The documentary focuses on the 2018 Georgia gubernatorial election, which is considered by some voting rights activists to be the proving ground for many of the voter suppression techniques that would later be adopted by other states.

In that race, then-Georgia lawmaker Stacey Abrams came very close to beating Republican Secretary of State Brian Kemp and becoming the country's first Black female governor. Kemp, who was running for governor while overseeing the election, conducted what many viewed as a reckless purge of the voter rolls. More than half a million people, around 8% of registered voters, were excised by Kemp in 2017. More than 100,000 of them were cut not because they died, moved or went to prison but because they had chosen not to vote in two previous elections.

Black voters encountered unique barriers in Georgia's 2018 election. As Politico reported, they “waited for hours in lines that wrapped around their voting locations. Some were removed from the voter rolls arbitrarily, forcing them to fill out confusing provisional ballots on election day. Others stayed home altogether.”

Kemp won by fewer than 55,000 votes, or 1.4% of the total votes cast.

Abrams supporter Peggy Xu, now a 28-year-old attorney in Washington, D.C., was among the tens of thousands of Georgia voters who never received the absentee ballots they requested that year. As a student, she had voted absentee in Georgia for years without any trouble.

“I requested the absentee ballot very early, as soon as I knew I was moving,” she told me. “I checked my mailbox every day. It became this horrible ritual.” She was hopeful, then anxious, then demoralized. The ballot never came, and she never discovered why.

“It sowed distrust in me,” she said. “This upcoming election in 2024 is astronomically important. Maybe I should eat the cost and fly back and vote in person?”

The Brennan Center made a fascinating discovery when it analyzed exactly where these restrictive voting laws were concentrated. It’s too simple to say voter suppression laws spring solely from naked Republican partisanship. They also arise from racial animus.

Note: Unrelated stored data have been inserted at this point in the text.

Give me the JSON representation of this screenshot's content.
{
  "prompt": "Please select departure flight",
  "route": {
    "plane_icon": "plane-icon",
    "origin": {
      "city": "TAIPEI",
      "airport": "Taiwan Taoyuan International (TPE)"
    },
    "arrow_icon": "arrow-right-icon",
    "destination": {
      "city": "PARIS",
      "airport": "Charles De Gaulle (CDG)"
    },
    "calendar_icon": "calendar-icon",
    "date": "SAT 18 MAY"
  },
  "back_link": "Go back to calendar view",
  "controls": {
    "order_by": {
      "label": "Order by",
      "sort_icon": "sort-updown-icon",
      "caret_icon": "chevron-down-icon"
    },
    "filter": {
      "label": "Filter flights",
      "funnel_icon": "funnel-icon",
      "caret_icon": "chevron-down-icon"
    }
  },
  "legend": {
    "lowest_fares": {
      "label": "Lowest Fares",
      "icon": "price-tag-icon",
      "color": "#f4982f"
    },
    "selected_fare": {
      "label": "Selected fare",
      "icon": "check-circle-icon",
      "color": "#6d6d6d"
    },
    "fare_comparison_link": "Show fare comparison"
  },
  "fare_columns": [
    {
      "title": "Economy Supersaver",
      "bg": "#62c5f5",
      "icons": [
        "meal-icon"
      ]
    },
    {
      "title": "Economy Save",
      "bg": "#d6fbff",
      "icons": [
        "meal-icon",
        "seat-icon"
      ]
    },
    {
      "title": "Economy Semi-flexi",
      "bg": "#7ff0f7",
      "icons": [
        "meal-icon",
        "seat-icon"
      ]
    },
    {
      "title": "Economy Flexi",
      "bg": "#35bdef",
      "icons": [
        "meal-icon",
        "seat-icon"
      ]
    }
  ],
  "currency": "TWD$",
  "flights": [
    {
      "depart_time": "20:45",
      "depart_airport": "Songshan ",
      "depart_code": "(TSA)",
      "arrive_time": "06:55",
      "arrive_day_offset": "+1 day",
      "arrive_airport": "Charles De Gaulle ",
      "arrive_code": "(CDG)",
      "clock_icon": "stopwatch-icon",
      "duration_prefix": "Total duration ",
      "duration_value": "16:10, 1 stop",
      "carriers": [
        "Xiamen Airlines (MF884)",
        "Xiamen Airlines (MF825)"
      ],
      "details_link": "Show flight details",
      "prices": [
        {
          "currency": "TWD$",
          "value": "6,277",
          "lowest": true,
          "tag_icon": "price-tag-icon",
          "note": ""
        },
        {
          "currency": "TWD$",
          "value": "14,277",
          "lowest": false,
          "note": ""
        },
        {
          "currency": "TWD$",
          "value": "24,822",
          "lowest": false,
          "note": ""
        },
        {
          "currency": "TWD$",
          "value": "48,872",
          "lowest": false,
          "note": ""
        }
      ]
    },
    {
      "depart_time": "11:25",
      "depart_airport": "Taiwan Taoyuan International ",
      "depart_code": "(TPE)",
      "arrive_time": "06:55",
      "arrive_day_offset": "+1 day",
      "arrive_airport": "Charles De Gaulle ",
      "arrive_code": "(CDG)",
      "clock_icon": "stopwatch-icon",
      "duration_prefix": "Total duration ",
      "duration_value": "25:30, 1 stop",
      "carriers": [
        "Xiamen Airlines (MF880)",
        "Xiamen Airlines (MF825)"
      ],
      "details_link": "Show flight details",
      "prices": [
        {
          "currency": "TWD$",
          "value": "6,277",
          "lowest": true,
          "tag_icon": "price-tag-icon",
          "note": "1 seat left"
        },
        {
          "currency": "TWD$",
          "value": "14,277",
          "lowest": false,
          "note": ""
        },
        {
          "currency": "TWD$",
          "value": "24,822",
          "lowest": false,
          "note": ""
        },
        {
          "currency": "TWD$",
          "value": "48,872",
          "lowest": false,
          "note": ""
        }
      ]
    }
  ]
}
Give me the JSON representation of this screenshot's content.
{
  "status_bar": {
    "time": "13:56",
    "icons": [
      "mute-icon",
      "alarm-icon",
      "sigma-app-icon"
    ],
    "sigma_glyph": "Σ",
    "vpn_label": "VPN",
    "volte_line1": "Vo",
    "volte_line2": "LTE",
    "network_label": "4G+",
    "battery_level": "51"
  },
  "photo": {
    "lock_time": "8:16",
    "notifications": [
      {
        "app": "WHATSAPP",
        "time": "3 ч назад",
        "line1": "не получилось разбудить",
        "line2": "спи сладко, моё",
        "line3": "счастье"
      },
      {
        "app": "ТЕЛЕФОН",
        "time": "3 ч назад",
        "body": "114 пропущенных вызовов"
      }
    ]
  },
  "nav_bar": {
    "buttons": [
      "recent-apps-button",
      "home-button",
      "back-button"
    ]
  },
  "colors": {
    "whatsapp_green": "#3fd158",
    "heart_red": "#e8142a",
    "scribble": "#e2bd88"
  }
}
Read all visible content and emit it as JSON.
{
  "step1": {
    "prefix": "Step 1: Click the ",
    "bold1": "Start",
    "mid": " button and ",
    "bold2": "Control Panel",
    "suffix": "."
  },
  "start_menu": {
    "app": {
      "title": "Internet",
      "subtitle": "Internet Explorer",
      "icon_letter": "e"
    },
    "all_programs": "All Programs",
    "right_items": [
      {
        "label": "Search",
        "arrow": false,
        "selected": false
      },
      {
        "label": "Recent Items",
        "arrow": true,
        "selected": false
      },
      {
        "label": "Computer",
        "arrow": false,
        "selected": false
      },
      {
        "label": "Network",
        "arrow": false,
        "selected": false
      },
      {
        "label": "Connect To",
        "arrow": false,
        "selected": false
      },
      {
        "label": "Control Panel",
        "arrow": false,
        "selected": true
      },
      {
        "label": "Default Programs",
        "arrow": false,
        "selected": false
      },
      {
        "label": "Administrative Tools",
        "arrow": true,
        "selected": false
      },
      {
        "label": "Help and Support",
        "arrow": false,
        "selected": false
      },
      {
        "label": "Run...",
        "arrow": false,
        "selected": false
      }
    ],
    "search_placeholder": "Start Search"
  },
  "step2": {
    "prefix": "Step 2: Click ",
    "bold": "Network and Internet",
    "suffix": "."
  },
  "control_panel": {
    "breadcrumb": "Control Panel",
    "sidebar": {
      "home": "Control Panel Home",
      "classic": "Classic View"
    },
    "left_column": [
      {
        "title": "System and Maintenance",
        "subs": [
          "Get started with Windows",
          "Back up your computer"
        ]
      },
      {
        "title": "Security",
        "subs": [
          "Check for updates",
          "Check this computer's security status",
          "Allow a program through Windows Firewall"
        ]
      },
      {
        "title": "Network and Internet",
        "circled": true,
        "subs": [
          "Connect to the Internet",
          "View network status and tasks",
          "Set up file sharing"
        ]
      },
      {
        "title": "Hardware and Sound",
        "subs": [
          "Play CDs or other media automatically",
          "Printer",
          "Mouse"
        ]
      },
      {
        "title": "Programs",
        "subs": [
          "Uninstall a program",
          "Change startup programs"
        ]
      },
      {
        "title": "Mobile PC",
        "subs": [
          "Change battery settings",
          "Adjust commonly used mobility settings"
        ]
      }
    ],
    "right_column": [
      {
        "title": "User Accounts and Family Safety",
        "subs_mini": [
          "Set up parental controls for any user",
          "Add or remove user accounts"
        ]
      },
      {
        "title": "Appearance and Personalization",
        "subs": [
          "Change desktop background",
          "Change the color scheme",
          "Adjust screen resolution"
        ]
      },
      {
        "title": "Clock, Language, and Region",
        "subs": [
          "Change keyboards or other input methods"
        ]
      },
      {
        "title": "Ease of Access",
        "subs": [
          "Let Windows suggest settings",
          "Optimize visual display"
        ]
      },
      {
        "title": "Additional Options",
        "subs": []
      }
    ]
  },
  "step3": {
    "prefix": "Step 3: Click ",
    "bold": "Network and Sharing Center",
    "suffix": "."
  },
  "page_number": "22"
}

“White racial resentment — and not just party and competitiveness alone — goes a long way toward explaining the phenomenon,” Kevin Morris, a Brennan Center voting policy scholar, wrote in his 2022 report.

As Morales-Doyle put it: “Legislators who represent the whitest districts in the most diverse states are the most likely to introduce restrictive legislation. This is consistent with the idea of ‘racial threat,’ of people responding to the growing political power of communities of color in these places.”

“White racial resentment,” it’s worth noting, is a metric developed in the 1980s by political scientists Donald Kinder and Lynn M. Sanders for the American National Election Studies. The regular national surveys ask respondents whether and how much they attribute socioeconomic disparities between Black and white Americans to slavery and racial discrimination or to a lack of hard work and perseverance. “The more an individual agrees with the general sentiment that Black people’s lack of effort is the primary reason for racial disparities, the higher that individual’s racial resentment score,” wrote the Brennan Center’s Theodore Johnson. “And study after study has shown that people who voted for Donald Trump had higher levels of racial resentment than those who did not.”

Until about 2008, white Republicans and Democrats demonstrated similar rates of racial resentment. But after the election of the first Black president, those rates diverged dramatically. Racial resentment levels among white Democrats plunged, and they rose among white Republicans.

On Thursday, the Supreme Court struck again, ruling that South Carolina could keep using a congressional map that, according to a lower court, unconstitutionally shifts tens of thousands of Black voters to a different district to favor Republicans.

Not all the news is bad, though, as Morales-Doyle pointed out. In 2022, many election deniers ran for office, including to serve as election officials, but none of those candidates prevailed in the battleground states.

“We still live in a democracy,” he said. “It has its flaws, but voters want people to have access to voting. That is my reason for hope.”